Decompressive craniectomy in traumatic brain injury -Craniectomy- and cranioplasty-related complications in a single-center.

2021 
Abstract Objective Decompressive craniectomy (DC) relieves intracranial hypertension following severe traumatic brain injury (TBI), but it has been associated with poor clinical outcome in two recent randomized controlled trials. In this study, we investigated the incidence and explanatory variables for DC- and cranioplasty (CP)-related complications after TBI. Methods In this retrospective study, we identified 61 TBI patients who were treated with DC in the neurointensive care (NIC) unit, Uppsala University Hospital, Sweden, between 2008 and 2018. Demography, admission status, radiology, and clinical outcome were analysed. Results Eleven (18%) patients were re-operated due to post-operative hemorrhage after DC. Six (10%) developed post-operative infection during the NIC. Twenty-eight (46%) developed subdural hygromas and 10 (16%) received permanent cerebrospinal fluid shunt. Sixteen (26%) patients died before CP. Median time to CP was 7 months (range 2-19) and 32 (71%) were operated with autologous bone and 13 (29%) with synthetic material primarily.
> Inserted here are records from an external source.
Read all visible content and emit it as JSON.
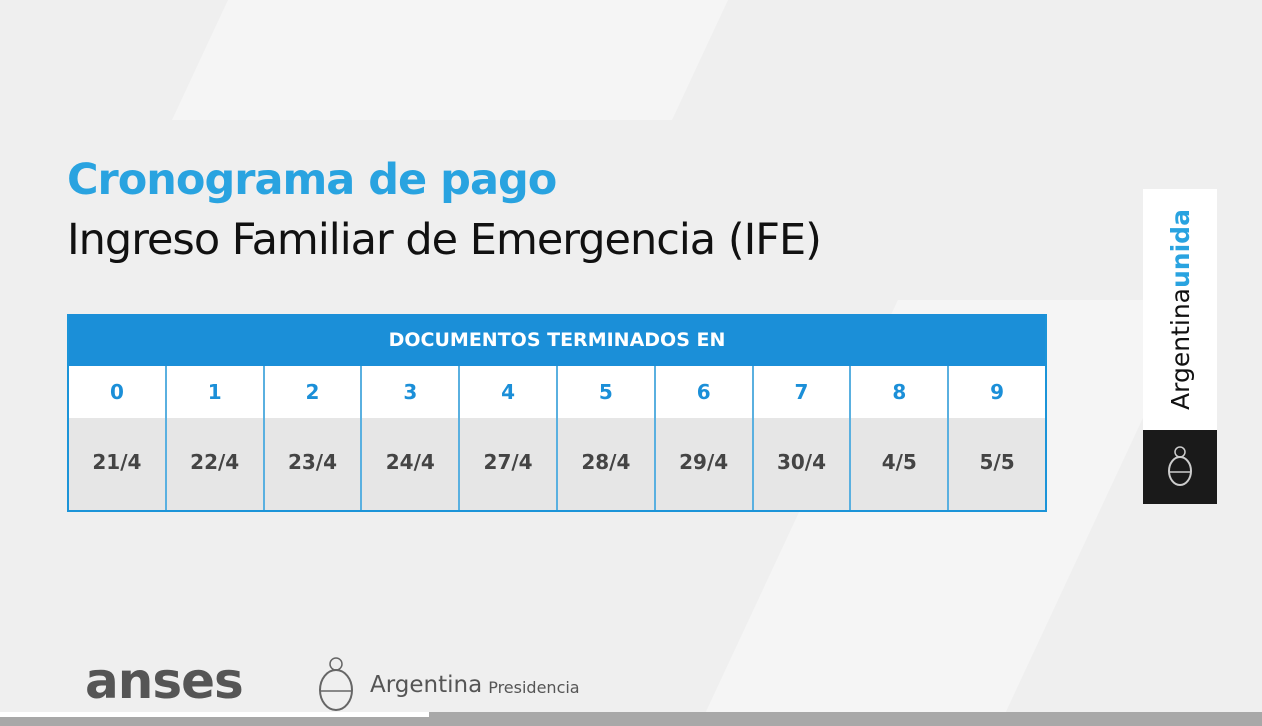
{
  "title": "Cronograma de pago",
  "subtitle": "Ingreso Familiar de Emergencia (IFE)",
  "table": {
    "header": "DOCUMENTOS TERMINADOS EN",
    "digits": [
      "0",
      "1",
      "2",
      "3",
      "4",
      "5",
      "6",
      "7",
      "8",
      "9"
    ],
    "dates": [
      "21/4",
      "22/4",
      "23/4",
      "24/4",
      "27/4",
      "28/4",
      "29/4",
      "30/4",
      "4/5",
      "5/5"
    ]
  },
  "side": {
    "word1": "Argentina",
    "word2": "unida"
  },
  "footer": {
    "anses": "anses",
    "argentina": "Argentina",
    "presidencia": "Presidencia"
  },
  "video": {
    "progress_fraction": 0.34
  },
  "colors": {
    "accent": "#1b8fd8",
    "title": "#29a3e0"
  }
}
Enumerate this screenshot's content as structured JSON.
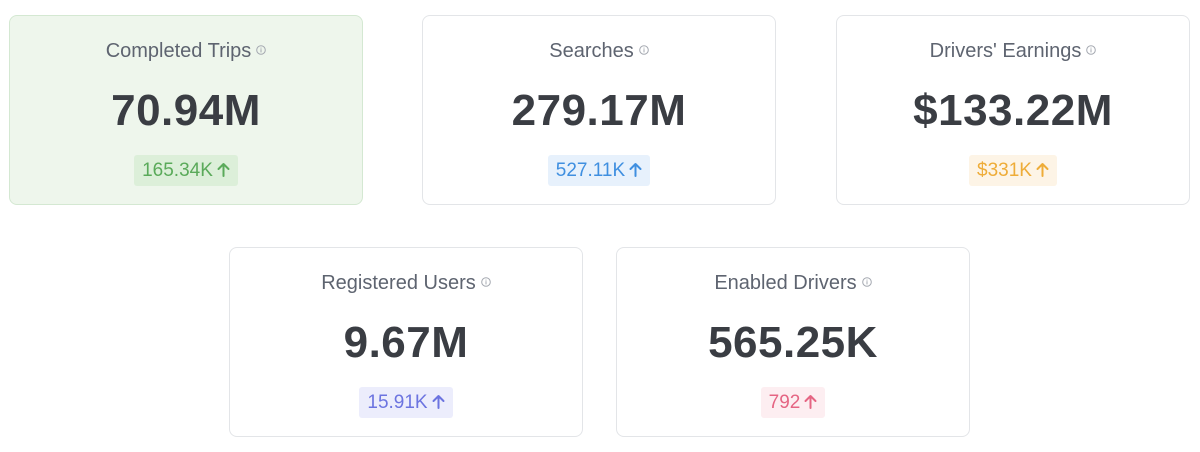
{
  "cards": [
    {
      "title": "Completed Trips",
      "value": "70.94M",
      "delta": "165.34K",
      "delta_direction": "up",
      "delta_color": "#5aaa5a",
      "delta_bg": "#dcefd9",
      "highlighted": true
    },
    {
      "title": "Searches",
      "value": "279.17M",
      "delta": "527.11K",
      "delta_direction": "up",
      "delta_color": "#3f8fe0",
      "delta_bg": "#e7f1fc",
      "highlighted": false
    },
    {
      "title": "Drivers' Earnings",
      "value": "$133.22M",
      "delta": "$331K",
      "delta_direction": "up",
      "delta_color": "#eeac38",
      "delta_bg": "#fdf4e6",
      "highlighted": false
    },
    {
      "title": "Registered Users",
      "value": "9.67M",
      "delta": "15.91K",
      "delta_direction": "up",
      "delta_color": "#6c74e0",
      "delta_bg": "#ecedfc",
      "highlighted": false
    },
    {
      "title": "Enabled Drivers",
      "value": "565.25K",
      "delta": "792",
      "delta_direction": "up",
      "delta_color": "#e56583",
      "delta_bg": "#fdeef1",
      "highlighted": false
    }
  ],
  "icons": {
    "info": "info-icon",
    "trend": "arrow-up-icon"
  }
}
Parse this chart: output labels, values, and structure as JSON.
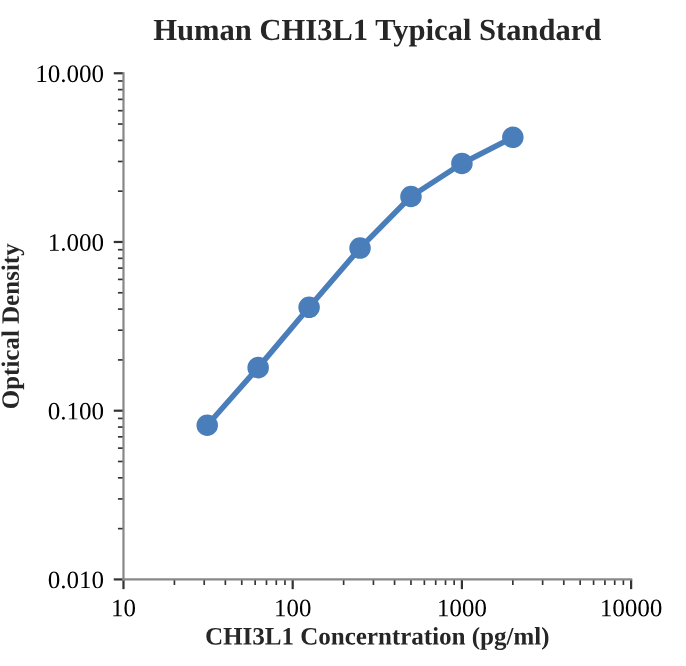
{
  "chart_data": {
    "type": "line",
    "title": "Human CHI3L1 Typical Standard",
    "xlabel": "CHI3L1 Concerntration (pg/ml)",
    "ylabel": "Optical Density",
    "x": [
      31.25,
      62.5,
      125,
      250,
      500,
      1000,
      2000
    ],
    "series": [
      {
        "color": "#4a7ebb",
        "values": [
          0.082,
          0.18,
          0.41,
          0.92,
          1.86,
          2.92,
          4.17
        ]
      }
    ],
    "log": "xy",
    "xlim": [
      10,
      10000
    ],
    "ylim": [
      0.01,
      10
    ],
    "xticks": [
      10,
      100,
      1000,
      10000
    ],
    "yticks": [
      {
        "value": 0.01,
        "label": "0.010"
      },
      {
        "value": 0.1,
        "label": "0.100"
      },
      {
        "value": 1,
        "label": "1.000"
      },
      {
        "value": 10,
        "label": "10.000"
      }
    ],
    "marker": "circle",
    "line_style": "solid",
    "grid": false,
    "legend": false
  }
}
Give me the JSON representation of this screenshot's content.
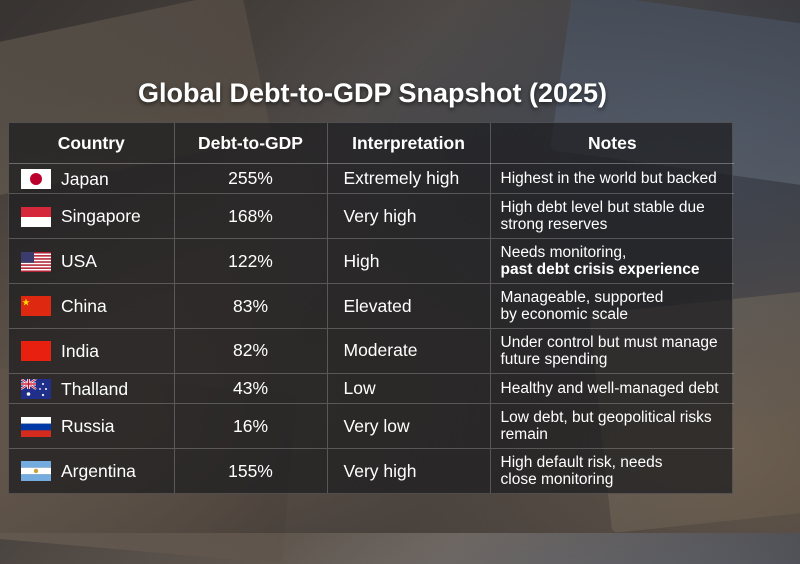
{
  "title": "Global Debt-to-GDP Snapshot (2025)",
  "table": {
    "headers": [
      "Country",
      "Debt-to-GDP",
      "Interpretation",
      "Notes"
    ],
    "rows": [
      {
        "country": "Japan",
        "flag": "japan-flag-icon",
        "debt": "255%",
        "interpretation": "Extremely high",
        "notes": [
          "Highest in the world but backed",
          ""
        ]
      },
      {
        "country": "Singapore",
        "flag": "singapore-flag-icon",
        "debt": "168%",
        "interpretation": "Very high",
        "notes": [
          "High debt level but stable due",
          "strong reserves"
        ]
      },
      {
        "country": "USA",
        "flag": "usa-flag-icon",
        "debt": "122%",
        "interpretation": "High",
        "notes": [
          "Needs monitoring,",
          "past debt crisis experience"
        ]
      },
      {
        "country": "China",
        "flag": "china-flag-icon",
        "debt": "83%",
        "interpretation": "Elevated",
        "notes": [
          "Manageable, supported",
          "by economic scale"
        ]
      },
      {
        "country": "India",
        "flag": "india-flag-icon",
        "debt": "82%",
        "interpretation": "Moderate",
        "notes": [
          "Under control but must manage",
          "future spending"
        ]
      },
      {
        "country": "Thalland",
        "flag": "australia-flag-icon",
        "debt": "43%",
        "interpretation": "Low",
        "notes": [
          "Healthy and well-managed debt",
          ""
        ]
      },
      {
        "country": "Russia",
        "flag": "russia-flag-icon",
        "debt": "16%",
        "interpretation": "Very low",
        "notes": [
          "Low debt, but geopolitical risks",
          "remain"
        ]
      },
      {
        "country": "Argentina",
        "flag": "argentina-flag-icon",
        "debt": "155%",
        "interpretation": "Very high",
        "notes": [
          "High default risk, needs",
          "close monitoring"
        ]
      }
    ]
  },
  "colors": {
    "japan_red": "#bc002d",
    "singapore_red": "#d6283b",
    "usa_blue": "#3c3b6e",
    "usa_red": "#b22234",
    "china_red": "#de2910",
    "china_yellow": "#ffde00",
    "india_red": "#e8200f",
    "australia_blue": "#1f2f8a",
    "russia_blue": "#0039a6",
    "russia_red": "#d52b1e",
    "argentina_blue": "#74acdf",
    "argentina_sun": "#c9a23a"
  }
}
In nine (29%) patients with autologous bone, the CP had to be replaced due to bone resorption/infection, whereas this did not occur after synthetic material (p-value = 0.04). However, all four post-operative hemorrhages following CP occurred when synthetic material was used (p-value = 0.005). Conclusion DC- and CP-surgery have a high risk for complications leading to additional neurosurgery in about one third of the cases, respectively. Synthetic CP materials may decrease the risk of re-operation, but special care to hemostasis is required due to increased risk of post-operative hemorrhage. Future trials need to address these topics to further improve the outcome for these patients.